Il ressort également des termes de la lettre en date du 16 septembre 2019 qu’il n’était pas envisagé une adaptation spécifique de son poste, eu égard au départ de M. [Y] depuis le 23 juillet 2019, mais qu’un rendez-vous était pris au mois de septembre auprès de la médecine du travail, ce qui est corroboré par l’attestation de suivi délivrée par le médecin du travail le 18 septembre 2019.
Si Mme [XM] allègue le défaut de sanction ou de médiation, il appert que, d’une part, M. [Y], supérieur hiérarchique en cause, avait quitté dès le mois de juillet 2019 l’entreprise et que la médiation demeure une faculté.
Dans ces conditions, les éléments repris ci-dessus mettent en évidence que l’employeur a pris les mesures visant à prévenir et faire cesser les actes de harcèlement au travail subis par Mme [XM], dès qu’il en a eu connaissance, le 3 juin 2019 .

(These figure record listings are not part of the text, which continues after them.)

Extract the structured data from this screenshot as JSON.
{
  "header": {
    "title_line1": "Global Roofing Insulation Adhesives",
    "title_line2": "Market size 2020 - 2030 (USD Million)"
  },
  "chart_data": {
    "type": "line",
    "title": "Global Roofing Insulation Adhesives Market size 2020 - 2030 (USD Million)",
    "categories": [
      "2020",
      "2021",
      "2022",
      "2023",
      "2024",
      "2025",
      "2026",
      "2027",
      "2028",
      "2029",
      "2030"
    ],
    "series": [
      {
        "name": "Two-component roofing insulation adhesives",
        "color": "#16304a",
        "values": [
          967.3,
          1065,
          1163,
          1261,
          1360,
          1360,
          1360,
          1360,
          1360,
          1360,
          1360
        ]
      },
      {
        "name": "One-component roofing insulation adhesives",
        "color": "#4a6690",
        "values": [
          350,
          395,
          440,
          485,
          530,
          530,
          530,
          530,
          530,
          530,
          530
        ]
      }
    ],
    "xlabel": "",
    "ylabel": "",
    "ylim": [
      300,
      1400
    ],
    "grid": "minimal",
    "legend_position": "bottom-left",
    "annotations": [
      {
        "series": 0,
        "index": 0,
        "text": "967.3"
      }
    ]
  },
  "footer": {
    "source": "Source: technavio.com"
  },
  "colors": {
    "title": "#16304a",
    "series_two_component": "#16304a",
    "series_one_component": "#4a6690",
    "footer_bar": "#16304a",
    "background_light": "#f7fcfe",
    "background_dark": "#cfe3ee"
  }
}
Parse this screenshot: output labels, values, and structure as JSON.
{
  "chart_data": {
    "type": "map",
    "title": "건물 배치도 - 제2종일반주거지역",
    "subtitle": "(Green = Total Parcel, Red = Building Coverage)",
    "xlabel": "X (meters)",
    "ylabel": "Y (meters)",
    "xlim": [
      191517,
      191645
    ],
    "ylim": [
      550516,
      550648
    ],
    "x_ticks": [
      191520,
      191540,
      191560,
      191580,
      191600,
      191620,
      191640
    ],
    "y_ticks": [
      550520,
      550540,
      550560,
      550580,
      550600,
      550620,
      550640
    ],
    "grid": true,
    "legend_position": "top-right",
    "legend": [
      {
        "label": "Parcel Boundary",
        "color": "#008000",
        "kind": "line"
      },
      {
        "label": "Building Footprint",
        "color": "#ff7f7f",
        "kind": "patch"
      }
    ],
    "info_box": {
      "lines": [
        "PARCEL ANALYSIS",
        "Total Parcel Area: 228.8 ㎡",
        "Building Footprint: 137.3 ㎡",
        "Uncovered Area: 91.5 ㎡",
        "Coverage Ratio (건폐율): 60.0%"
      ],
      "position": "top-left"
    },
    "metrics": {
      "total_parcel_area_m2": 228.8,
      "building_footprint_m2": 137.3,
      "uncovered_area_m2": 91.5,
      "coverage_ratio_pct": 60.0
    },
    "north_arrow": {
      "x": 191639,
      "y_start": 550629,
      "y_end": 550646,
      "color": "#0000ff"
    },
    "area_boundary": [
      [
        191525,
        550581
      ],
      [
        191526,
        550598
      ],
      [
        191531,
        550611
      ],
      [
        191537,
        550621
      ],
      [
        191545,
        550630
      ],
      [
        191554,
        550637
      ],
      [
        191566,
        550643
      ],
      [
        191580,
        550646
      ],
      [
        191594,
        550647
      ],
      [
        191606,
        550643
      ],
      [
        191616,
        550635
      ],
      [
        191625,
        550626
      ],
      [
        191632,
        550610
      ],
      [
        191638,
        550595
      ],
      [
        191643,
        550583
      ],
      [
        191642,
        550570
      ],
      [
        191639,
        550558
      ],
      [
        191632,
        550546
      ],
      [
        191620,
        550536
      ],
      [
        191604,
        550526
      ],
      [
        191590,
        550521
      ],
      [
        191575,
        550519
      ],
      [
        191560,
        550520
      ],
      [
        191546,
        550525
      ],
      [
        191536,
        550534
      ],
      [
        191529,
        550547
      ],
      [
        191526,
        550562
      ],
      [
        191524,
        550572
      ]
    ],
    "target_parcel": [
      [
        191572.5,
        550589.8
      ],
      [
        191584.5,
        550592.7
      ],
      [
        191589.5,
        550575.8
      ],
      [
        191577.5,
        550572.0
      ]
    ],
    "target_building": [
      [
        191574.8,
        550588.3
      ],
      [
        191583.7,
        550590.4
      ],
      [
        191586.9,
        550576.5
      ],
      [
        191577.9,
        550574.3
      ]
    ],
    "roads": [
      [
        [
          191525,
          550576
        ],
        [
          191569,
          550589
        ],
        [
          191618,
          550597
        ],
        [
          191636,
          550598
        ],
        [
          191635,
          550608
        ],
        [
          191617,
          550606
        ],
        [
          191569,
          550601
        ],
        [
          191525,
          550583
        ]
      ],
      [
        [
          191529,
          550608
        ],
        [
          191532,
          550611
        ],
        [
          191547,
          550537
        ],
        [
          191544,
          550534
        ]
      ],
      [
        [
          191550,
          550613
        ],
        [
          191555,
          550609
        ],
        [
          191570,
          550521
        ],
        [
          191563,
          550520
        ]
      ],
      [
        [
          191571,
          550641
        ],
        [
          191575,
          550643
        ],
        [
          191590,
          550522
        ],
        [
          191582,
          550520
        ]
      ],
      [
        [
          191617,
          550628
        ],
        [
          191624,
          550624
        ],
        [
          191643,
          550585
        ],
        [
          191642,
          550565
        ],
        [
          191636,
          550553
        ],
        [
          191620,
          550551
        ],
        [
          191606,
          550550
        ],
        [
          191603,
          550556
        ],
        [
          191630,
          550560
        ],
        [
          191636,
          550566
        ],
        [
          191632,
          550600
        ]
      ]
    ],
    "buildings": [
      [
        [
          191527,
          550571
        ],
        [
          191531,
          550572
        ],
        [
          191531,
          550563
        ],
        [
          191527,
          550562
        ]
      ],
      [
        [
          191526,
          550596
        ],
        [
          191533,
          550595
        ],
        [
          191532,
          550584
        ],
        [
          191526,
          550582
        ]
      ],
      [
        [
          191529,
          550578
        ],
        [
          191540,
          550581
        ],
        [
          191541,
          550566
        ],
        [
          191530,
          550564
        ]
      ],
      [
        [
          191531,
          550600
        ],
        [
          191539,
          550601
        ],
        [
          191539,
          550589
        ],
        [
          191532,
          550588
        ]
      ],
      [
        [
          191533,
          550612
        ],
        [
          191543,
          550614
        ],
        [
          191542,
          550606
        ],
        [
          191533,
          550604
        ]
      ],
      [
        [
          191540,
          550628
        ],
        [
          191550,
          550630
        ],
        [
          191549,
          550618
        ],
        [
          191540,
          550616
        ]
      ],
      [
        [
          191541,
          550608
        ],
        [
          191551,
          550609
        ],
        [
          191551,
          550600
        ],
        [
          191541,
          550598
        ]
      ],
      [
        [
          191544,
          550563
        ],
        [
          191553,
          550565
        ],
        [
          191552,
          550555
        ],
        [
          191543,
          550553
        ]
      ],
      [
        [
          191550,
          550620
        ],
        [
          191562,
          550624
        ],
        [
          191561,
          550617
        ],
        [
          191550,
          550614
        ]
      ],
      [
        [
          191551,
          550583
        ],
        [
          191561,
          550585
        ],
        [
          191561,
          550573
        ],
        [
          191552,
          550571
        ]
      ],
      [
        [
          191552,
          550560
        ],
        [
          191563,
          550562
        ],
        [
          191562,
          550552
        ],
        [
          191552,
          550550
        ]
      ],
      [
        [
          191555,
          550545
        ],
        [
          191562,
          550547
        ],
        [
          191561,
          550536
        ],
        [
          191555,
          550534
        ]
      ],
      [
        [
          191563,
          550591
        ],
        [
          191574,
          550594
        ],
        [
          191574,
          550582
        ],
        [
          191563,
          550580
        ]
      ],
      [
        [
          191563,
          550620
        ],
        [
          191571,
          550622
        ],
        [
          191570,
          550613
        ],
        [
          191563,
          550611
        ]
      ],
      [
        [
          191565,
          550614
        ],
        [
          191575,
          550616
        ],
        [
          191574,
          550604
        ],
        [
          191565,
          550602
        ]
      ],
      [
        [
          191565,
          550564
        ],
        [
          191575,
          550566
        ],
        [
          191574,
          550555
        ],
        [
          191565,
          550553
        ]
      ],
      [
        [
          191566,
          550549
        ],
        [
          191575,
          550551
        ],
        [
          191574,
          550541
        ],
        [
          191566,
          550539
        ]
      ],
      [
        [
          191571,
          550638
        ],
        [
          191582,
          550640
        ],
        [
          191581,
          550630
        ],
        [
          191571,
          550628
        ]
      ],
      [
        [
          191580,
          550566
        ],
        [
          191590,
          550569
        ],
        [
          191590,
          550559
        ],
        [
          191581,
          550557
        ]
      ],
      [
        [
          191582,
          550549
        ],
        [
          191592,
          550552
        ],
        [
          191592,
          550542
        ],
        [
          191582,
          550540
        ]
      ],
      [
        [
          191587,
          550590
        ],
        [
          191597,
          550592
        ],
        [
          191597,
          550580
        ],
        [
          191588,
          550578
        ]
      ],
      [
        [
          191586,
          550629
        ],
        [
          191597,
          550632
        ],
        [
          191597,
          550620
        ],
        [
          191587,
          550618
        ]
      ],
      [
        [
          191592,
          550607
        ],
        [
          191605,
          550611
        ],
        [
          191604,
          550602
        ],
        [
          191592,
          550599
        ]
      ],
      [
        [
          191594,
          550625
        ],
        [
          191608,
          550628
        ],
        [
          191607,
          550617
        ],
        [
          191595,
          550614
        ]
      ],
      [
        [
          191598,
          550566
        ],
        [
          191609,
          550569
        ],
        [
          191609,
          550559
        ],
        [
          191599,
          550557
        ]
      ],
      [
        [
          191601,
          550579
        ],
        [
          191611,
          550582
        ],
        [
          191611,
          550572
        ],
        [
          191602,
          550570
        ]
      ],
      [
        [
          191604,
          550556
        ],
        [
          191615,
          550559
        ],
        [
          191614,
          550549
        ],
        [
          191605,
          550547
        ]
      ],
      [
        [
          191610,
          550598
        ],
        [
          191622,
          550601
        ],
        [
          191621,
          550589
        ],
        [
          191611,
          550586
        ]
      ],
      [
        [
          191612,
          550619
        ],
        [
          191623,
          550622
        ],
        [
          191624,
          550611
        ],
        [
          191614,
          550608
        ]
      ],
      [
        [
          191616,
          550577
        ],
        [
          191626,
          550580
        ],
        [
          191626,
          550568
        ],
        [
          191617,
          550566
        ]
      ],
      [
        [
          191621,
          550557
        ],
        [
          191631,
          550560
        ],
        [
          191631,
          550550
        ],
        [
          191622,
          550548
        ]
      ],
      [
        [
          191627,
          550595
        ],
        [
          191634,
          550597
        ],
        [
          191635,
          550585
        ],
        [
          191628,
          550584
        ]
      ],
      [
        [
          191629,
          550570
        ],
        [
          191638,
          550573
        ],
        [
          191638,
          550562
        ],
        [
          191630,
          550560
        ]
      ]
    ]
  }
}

Par suite, Mme [XM] ne peut se prévaloir d’un manquement de l’employeur ayant consisté à ne pas prendre toutes les mesures préventives ou destinées à faire cesser la situation de harcèlement au travail et, par voie de conséquence, se prévaloir d’une faute inexcusable de l’employeur.
Le jugement déféré sera confirmé en ce qu’il a débouté Mme [XM] de sa demande formulée à ce titre et de celles subséquentes de réalisation d’une expertise et de versement d’une provision.
Sur l’opposabilité de la décision de la CGSS du 1er avril 2021 :
Il résulte des articles R. 142-1, alinéas 1er et 2, et R. 142-18, alinéa 1er, du code de la sécurité sociale, dans leur rédaction applicable au litige, que le juge du contentieux de la sécurité sociale ne peut être saisi d’un recours qu’après que le litige a fait l’objet d’une réclamation soumise à la commission de recours amiable de l’organisme de sécurité sociale compétent.
C’est à juste titre que les premiers juges ont relevé que le recours de la société était irrecevable à défaut d’avoir saisi préalablement la commission de recours amiable, étant observé que la société précise dans ses écriture avoir eu une connaissance de la décision en cause dans le cadre de la procédure prud’homale.
Par suite, il convient de confirmer le jugement sur ce point.
Sur les autres demandes :
L’équité commande de ne pas faire application de l’article 700 du code de procédure civile et de débouter les parties de leurs demandes présentées sur ce fondement.
Les dépens de l’instance d’appel seront mis à la charge de Mme [XM] [R].
PAR CES MOTIFS :
La cour, statuant publiquement, par arrêt contradictoire, mis à disposition au greffe et en dernier ressort,
Confirme en toutes ses dispositions le jugement rendu le 27 septembre 2022 par le tribunal judiciaire de Pointe-à-Pitre, Pôle social, entre Mme [XM] [R], la SARL [5] et la Caisse générale de Sécurité sociale de la Guadeloupe,
Déboute les parties de leurs demandes présentées sur le fondement de l’article 700 du code de procédure civile,
Condamne Mme [XM] [R] aux dépens de l’appel.